Reporting serves to alert others about a creeper and can lead to the arrest and conviction of creepers. Because a guard's report may be used in a court of law, it is extremely important that the report be complete and accurate. A vigilant security guard will include as many of the following facts in their reports as possible.

Who is the person? Give a detailed description. Get their name and address. Describe the person's clothing, appearance, height, weight, hair and eye color, age, race, sex, and any distinguishing characteristics (i.e. facial hair, tattoos, piercings, scars, moles, warts, etc.).

What did the person do? Describe their actions and behavior. Did they sit in a lobby chair and read a magazine or did they wander around the lobby and rush towards doors that were opened? Did the person appear nervous or confident? Were they furtive or rowdy? In what way did they pass through a security barrier? Did they have a security barrier key or key code? Did they "tailgate" through the barrier behind an authorized person? Were they seen carrying any property out of the premises? Try to give a clear picture of their actions.

Where was the person? Were they only seen in the lobby or were they observed entering a doorway or walking down a corridor? Perhaps they were seen walking down a hallway and entering an office? Whose office? At what spot in the hallway were they first seen? Be precise. The exact location can be vital to a criminal investigation.

Notify neighboring facilities if a thief has struck at your facility. Cooperation counts in capturing a Creeper.

These are a few of the important observations that a good guard will record in a report.

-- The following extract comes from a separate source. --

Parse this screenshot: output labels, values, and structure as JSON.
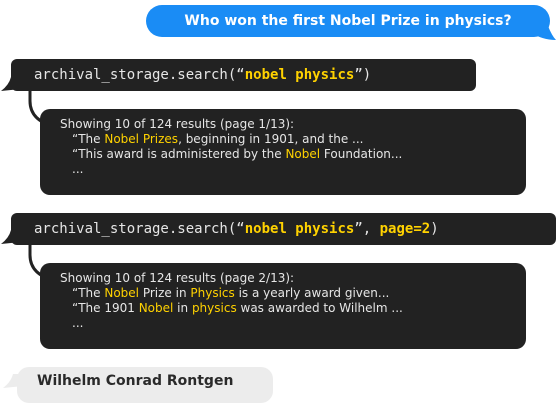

The Securitas Report Writing course has more advice on good report writing techniques.

How You Can Thwart Creepers

A Creeper might target any building, anywhere. As a worker in the building, it may seem that you are powerless to defend yourself against this sneak thief. Nothing could be further from the truth. In fact, you are the person with the most power to defeat this criminal. By following a few simple precautions, you can frustrate a Creeper's attempts at theft. Use these tactics to stop a Creeper cold.
  • Do not share keys, access cards, or access codes and never leave them lying around unattended. 
  • Do not open an access barrier for unauthorized persons. 
  • Report lost keys and access cards. 
  • Keep purses or wallets with you or locked in a drawer. 
  • Lock your door when you leave the office. 
  • Secure laptop computers and other devices to your desk with security cables or lock them in a drawer.
  • Mute your telephone or have your calls forwarded to you when you are out of your office (a ringing telephone can tip off a Creeper that your office is unoccupied). 
  • Report suspicious strangers to your supervisor and/or security personnel. 
  • Keep company information secure. Lock up data storage devices. Never share passwords or leave written copies unsecured (taping your password under your keyboard is a bad idea – it is one of the first places a thief will look).

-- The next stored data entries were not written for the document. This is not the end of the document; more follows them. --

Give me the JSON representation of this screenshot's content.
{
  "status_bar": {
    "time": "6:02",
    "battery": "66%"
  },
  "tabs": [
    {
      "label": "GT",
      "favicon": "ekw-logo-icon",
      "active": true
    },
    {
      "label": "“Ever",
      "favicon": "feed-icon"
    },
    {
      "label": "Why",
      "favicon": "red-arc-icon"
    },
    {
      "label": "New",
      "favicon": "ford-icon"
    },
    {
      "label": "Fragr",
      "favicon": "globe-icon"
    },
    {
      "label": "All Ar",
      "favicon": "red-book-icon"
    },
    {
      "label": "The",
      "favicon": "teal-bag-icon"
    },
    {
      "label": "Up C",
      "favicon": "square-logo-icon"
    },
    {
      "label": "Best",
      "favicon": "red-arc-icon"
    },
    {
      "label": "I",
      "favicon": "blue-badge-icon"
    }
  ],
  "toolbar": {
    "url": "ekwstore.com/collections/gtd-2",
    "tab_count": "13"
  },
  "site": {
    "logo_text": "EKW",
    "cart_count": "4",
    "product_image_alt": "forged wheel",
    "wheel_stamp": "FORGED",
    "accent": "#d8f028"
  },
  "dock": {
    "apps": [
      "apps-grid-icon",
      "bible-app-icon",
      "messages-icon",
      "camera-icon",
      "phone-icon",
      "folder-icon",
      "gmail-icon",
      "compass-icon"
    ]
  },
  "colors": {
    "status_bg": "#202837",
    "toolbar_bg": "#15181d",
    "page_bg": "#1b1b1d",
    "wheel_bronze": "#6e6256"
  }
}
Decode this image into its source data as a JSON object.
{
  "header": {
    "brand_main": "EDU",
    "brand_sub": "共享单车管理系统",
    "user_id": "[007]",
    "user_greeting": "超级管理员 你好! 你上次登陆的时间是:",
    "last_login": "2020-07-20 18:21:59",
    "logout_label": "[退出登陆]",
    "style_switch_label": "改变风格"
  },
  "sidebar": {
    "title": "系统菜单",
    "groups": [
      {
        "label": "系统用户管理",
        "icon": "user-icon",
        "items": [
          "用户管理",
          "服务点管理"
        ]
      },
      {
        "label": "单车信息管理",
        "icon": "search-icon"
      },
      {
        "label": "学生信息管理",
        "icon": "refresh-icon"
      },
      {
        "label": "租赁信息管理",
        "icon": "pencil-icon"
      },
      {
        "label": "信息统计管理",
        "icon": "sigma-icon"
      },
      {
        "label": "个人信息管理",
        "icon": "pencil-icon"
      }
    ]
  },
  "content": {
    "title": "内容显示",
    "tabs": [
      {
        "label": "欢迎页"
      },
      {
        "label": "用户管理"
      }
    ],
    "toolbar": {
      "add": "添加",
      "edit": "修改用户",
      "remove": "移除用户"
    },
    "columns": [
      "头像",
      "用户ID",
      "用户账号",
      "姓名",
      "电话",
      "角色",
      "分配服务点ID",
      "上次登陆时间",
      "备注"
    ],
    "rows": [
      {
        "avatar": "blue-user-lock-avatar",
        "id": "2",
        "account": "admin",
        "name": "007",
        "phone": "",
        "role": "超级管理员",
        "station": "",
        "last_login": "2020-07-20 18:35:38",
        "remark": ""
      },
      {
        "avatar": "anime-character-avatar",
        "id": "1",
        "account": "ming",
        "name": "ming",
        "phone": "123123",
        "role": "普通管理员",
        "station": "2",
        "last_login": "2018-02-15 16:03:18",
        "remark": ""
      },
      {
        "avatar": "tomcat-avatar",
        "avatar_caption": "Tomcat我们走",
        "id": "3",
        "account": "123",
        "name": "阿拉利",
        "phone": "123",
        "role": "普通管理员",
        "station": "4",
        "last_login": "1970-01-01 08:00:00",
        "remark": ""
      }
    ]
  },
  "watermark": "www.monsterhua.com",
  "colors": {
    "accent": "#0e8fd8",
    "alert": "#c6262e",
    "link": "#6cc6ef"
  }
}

What to Do If You Find a Creeper

If you see a crime being committed, do not attempt to apprehend the criminal. Your safety is far more valuable than any object. Follow these guidelines.
  • Do not confront or challenge the Creeper. 
  • Retreat to a safe area. 
  • Contact your supervisor and/or security personnel. 
  • As soon as possible, write down everything you saw; describe the event, the items stolen, and the thief in as much detail as you can.